Higher quantities and improved quality thanks to automated production
Until quite recently, the amount of manual labor involved in the production of ferrite toroidal core transformers was still relatively high, since the magnet wires had to be connected to the contacts and pins by hand – a time- and cost-intensive process. Further, the risk of impedance mismatch is very high in manual production processes, which can cause a decrease in both the maximum usable bandwidth and the data transmission rate. To meet the increasing demand for transformers while improving component quality, Pulse invested in automated transformer winding equipment for the production of the T-chip series (TC1000/2500/5000/10000) (Fig. 2). The transformers are now wound fully automatically onto a bobbin-shaped core with plated contacts for wire terminations. Another advantage of fully automated production: A visual inspection to ensure correct winding is no longer required.

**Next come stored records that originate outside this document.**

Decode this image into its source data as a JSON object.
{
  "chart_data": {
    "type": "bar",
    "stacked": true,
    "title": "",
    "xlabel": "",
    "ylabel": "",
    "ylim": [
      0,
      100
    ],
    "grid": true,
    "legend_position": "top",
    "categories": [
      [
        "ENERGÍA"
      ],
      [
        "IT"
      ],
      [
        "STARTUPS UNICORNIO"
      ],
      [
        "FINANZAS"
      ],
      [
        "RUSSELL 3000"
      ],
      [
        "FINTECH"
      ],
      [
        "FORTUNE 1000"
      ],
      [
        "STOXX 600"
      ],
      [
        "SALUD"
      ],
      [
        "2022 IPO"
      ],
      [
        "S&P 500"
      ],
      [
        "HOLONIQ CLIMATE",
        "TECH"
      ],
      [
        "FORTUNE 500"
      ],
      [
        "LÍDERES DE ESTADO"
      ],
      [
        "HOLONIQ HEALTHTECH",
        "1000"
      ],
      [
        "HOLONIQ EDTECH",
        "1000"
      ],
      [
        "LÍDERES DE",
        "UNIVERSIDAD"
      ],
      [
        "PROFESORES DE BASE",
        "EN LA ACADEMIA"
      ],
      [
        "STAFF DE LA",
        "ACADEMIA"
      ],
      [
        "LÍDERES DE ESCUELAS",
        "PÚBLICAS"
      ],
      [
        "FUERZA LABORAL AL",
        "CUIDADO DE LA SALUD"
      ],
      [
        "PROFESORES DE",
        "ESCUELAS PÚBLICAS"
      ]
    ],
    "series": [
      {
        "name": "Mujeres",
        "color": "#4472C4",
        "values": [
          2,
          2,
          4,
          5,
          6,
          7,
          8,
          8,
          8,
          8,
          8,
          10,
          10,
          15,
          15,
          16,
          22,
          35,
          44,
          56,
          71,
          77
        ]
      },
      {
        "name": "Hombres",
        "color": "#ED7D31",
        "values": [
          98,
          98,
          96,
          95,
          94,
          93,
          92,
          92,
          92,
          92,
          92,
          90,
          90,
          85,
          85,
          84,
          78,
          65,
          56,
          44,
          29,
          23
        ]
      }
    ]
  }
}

In addition to lower costs resulting from shorter production times and improved production yield, the T-chip series transformers offer many other advantages. The technology integrates the mechanical package around the ferrite core, thereby eliminating the need for a plastic housing. The transformers are thus lighter and smaller compared to traditional toroidal core models.
Generally speaking, T-chip transformers support the same data rates as toroidal core designs. Moreover, they meet standards IEE802.3xx for data transmission rates of 100 Mbit/s to 10 Gbit/s and provide up to 600 mA of PoE (power over Ethernet) to power remote end devices.
Quality features of T-chip transformers
In addition to crosstalk, common mode rejection, and return loss, a decisive quality feature of transformers is insertion loss. It describes the loss of transmission power from the power source to the load and represents the transmitted signal power that is lost between input and output. The insertion loss is closely related to the possible range or cable length.
The diagrams in Fig. 3 illustrate the insertion loss of 1 Gbit/s transformers, once with a toroidal and once with a T-chip design. The measurement curves show that LAN transformers with a T-chip design have a reduced scatter of electrical parameters and better values.
T-chip technology enables the production of high-quality Ethernet transformers for a myriad of networking applications. Beside the quality of the components, an EMC or HF-compatible environment and an appropriate PCB layout are crucial factors to guarantee top-quality Ethernet networks.